Son rôle, depuis son recrutement élyséen en décembre 2012, est un peu d’être le «Bono» du président français. Le chanteur du groupe de rock U2, avocat de la réduction de la dette des pays pauvres, a promené ses lunettes noires partout, du Vatican à la Maison-Blanche. Hulot, promu conseiller spécial avec accès direct au chef de l’Etat, s’est engouffré dans la même brèche atypique, avec les atouts de son parcours et de ses origines. Son grand-père, architecte excentrique, inspire le réalisateur Jacques Tati pour le personnage lumineux-déjanté des «Vacances de Monsieur Hulot». Sa mère, née Mézan de Malartic, a ses entrées dans cette aristocratie française qui reconnaît toujours les siens. Ses années au très chic lycée Saint-Jean de Passy, l’épreuve que fut le suicide de son frère Gonzague en 1974, son idylle de dix ans avec l’influente Dominique Cantien, l’ex-directrice artistique de TF1… tout cela leste le rebelle d’un cuir familial tanné et de solides entrées au Bottin mondain. Un peu comme son alter ego en écologie cathodique, le photographe Yann Arthus-Bertrand, héritier, lui, de joailliers parisiens dont les vitrines jouxtèrent longtemps Les Deux Magots, à Saint-Germain-des-Prés.

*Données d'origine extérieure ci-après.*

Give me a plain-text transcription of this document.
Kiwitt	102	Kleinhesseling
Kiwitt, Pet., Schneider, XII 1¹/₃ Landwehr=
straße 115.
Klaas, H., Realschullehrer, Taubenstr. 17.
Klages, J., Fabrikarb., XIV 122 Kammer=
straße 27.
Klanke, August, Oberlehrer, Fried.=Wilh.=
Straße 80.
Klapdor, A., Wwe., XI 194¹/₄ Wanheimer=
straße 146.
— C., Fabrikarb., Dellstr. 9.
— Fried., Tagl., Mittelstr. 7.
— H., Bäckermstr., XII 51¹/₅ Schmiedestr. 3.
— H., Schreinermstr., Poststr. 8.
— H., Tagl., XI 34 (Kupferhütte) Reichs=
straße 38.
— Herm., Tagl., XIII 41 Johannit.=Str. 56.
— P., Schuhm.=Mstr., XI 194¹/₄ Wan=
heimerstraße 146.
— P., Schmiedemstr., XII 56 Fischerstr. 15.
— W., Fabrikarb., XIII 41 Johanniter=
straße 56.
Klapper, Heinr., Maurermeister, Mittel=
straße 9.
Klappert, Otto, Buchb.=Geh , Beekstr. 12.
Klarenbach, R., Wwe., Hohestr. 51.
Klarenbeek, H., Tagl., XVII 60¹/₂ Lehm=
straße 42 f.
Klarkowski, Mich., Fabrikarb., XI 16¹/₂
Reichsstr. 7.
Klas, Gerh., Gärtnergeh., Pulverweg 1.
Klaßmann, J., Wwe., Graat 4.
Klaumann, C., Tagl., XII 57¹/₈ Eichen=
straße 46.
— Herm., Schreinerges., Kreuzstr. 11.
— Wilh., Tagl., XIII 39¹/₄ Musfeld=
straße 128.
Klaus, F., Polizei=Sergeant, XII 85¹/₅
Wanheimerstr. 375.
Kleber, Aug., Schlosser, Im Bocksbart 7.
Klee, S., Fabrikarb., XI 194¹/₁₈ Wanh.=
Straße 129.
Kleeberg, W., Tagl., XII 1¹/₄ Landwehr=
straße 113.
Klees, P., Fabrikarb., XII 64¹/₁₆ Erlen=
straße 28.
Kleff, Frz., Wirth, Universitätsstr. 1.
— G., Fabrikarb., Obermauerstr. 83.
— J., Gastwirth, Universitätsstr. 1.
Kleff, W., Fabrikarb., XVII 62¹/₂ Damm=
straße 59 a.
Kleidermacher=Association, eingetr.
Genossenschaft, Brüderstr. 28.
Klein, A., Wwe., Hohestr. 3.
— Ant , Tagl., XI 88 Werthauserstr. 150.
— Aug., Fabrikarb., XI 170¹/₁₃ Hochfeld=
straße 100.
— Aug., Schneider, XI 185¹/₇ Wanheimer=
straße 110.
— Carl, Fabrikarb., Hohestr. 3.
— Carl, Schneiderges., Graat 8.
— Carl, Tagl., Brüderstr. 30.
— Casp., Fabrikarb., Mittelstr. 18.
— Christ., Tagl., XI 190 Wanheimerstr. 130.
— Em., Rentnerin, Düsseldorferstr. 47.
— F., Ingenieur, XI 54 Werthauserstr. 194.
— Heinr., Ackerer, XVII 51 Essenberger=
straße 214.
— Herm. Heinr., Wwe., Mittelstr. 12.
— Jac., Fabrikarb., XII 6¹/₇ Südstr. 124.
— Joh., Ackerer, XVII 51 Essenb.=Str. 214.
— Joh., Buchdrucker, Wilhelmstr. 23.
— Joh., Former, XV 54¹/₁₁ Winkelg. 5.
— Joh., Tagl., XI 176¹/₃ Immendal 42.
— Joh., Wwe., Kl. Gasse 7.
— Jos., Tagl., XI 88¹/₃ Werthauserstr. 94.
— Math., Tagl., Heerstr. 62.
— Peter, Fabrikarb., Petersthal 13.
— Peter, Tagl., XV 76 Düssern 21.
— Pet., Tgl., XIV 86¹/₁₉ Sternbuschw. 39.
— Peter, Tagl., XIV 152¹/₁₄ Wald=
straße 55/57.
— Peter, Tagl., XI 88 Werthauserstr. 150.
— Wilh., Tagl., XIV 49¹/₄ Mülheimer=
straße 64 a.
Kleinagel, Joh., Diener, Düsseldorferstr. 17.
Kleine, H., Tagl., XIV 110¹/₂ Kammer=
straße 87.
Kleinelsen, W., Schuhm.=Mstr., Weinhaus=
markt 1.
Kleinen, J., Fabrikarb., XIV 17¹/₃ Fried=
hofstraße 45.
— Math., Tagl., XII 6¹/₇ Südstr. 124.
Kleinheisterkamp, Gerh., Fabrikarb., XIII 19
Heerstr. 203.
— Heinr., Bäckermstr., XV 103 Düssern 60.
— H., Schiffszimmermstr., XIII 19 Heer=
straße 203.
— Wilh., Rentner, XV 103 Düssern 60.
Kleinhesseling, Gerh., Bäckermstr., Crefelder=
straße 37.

François Hollande, ce président réputé «sans affect», mais expert en manœuvres, l’a d’ailleurs bien compris. Côté pile, Nicolas Hulot le valorise car il l’amène à transgresser, chose si peu naturelle pour cet homme d’appareil. «Le président a compris que le climat, c’est plus qu’une cause écologique, c’est une identité politique et mondiale», se félicite son conseiller devenu incontournable après la décision de la France, en décembre 2012, d’accueillir à Paris la COP21. Côté face, l’ex-animateur d’«Ushuaïa», dont le dernier livre publié début novembre s’intitule «Osons» (Ed. Les liens qui libèrent), est une sorte de super-impresario pour un chef de l’Etat si peu charismatique. Aux Philippines, en février 2015, le voyage présidentiel qui lance la campagne pour la COP21 en fut l’illustration. Les deux actrices Marion Cotillard et Mélanie Laurent sont à bord. Les médias locaux n’ont d’yeux que pour elles. «Nicolas s’est comporté en coach, explique-t-on à l’Elysée. Il a géré l’avant-COP21 comme une série télévisée. Un rebondissement à chaque épisode.»

Ce Monsieur Hulot-là a surtout appris. Les caméras zoomaient jadis sur ses inspirations, derrière son masque de plongée ou dans son casque sur un ULM. A l’Elysée, son adjoint-diplomate, Hervé Dejean de la Bâtie, dont une partie de la famille épousa la cause de la décolonisation en Indochine, lui a enseigné comment se faire entendre de la haute administration. Notes. Actions coordonnées avec Marie-Hélène Aubert, la conseillère principale de l’Elysée sur le climat. Prises de position communes avec Jean-Louis Borloo, l’ancien ministre centriste lancé, après avoir quitté la politique, dans un programme ambitieux d’électrification de l’Afrique, et à qui François Hollande a donné aussi un bureau. A 60 ans, l’effronté charmeur télévisuel sait, sur le pont de la COP21, que les icebergs politiques, contrairement à ceux des océans glaciaires, ne se désagrègent pas toujours sous l’effet du réchauffement.